As limitações impostas pelo Código do IRC visam impedir que os inventários sejam utilizados para o reconhecimento de qualquer gasto com base em meras apreciações e/ou estimativas, exigindo elementos que sejam idóneos e controláveis, enumerando as situações admissíveis para o efeito (cf. n.º 4 do artigo 26.º do Código do IRC), onde se verifica que se trata de elementos tendencialmente objectivos e de fonte externa à própria Requerente (elementos oficiais ou preços de mercado).
Ora, no caso em apreço, conforme assumido pela Requerente, a decisão de desvalorizar os artigos em causa foi de natureza comercial, trata-se de preços promocionais com vista à liquidação de certos bens considerados “monos”, não tendo qualquer fundamento técnico, como seja uma qualquer deterioração / danificação dos mesmos, pelo que, em rigor, se desconhece se aqueles bens teriam aquele valor no mercado, ou qualquer outro, ou se, no limite, se teriam valor algum.
Mais, contrariamente ao alegado, a subjectividade encontra-se limitada (senão afastada) para efeitos fiscais, pois que os preços a considerar deverão ser perfeitamente objectivos e comprováveis, devendo constar de elementos oficiais ou serem correntes de mercado, sendo que muitas vezes a melhor estimativa do preço do bem é precisamente o valor do último negócio do próprio bem, não bastando para o efeito afirmações e estimativas de carácter genérico.
Nota a Requerida que a referência feita no Código do IRC, a preços correntes de mercado implica a demonstração da existência de bens idênticos à venda no mercado, sendo por isso um elemento de informação externa, contrariamente ao que é assumido pela Requerente ao longo do PPA, onde assume ser o preço pelo qual decidiu colocar os bens à venda, situação que não corresponde a um preço corrente de mercado, mas sim a um preço interno.

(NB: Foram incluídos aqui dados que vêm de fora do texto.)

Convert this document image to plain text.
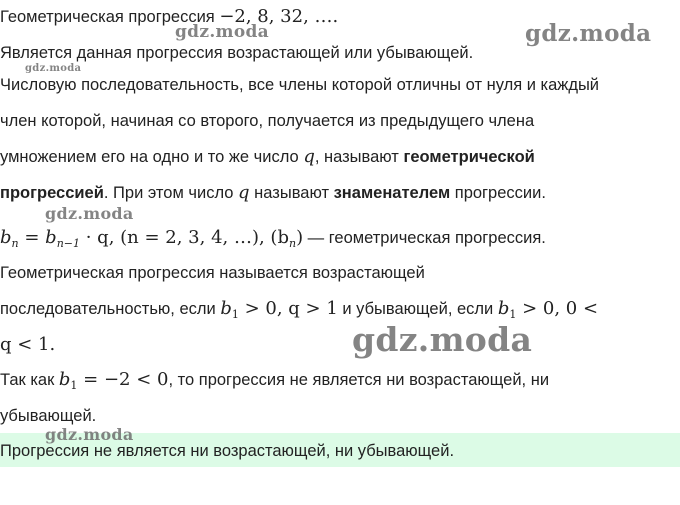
Геометрическая прогрессия −2, 8, 32, ….
Является данная прогрессия возрастающей или убывающей.
Числовую последовательность, все члены которой отличны от нуля и каждый
член которой, начиная со второго, получается из предыдущего члена
умножением его на одно и то же число q, называют геометрической
прогрессией. При этом число q называют знаменателем прогрессии.
$b_n = b_{n-1} \cdot q$, (n = 2, 3, 4, …), $(b_n)$ — геометрическая прогрессия.
Геометрическая прогрессия называется возрастающей
последовательностью, если $b_1 > 0$, q > 1 и убывающей, если $b_1 > 0$, 0 <
q < 1.
Так как $b_1 = -2 < 0$, то прогрессия не является ни возрастающей, ни
убывающей.
Прогрессия не является ни возрастающей, ни убывающей.
gdz.moda	gdz.moda
gdz.moda
gdz.moda
gdz.moda
gdz.moda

Defende, ainda, que para que um preço corrente de mercado possa ser considerado idóneo e de controlo inequívoco, este deverá, inevitavelmente, ter como principal requisito a sua independência face ao sujeito passivo, ou seja, um preço existente no mercado (no final do período de tributação) sem qualquer relação com a concreta situação do sujeito passivo e das suas imparidades, situação que, para além de ser explicitada, teria de ser de modo a que pudesse ser validada.
Como é evidente, a idoneidade e controlo de um preço estabelecido internamente merece grandes cautelas, mais ainda quando não são explicitados os critérios que presidiram ao estabelecimento daqueles preços em concreto e não de quaisquer outros.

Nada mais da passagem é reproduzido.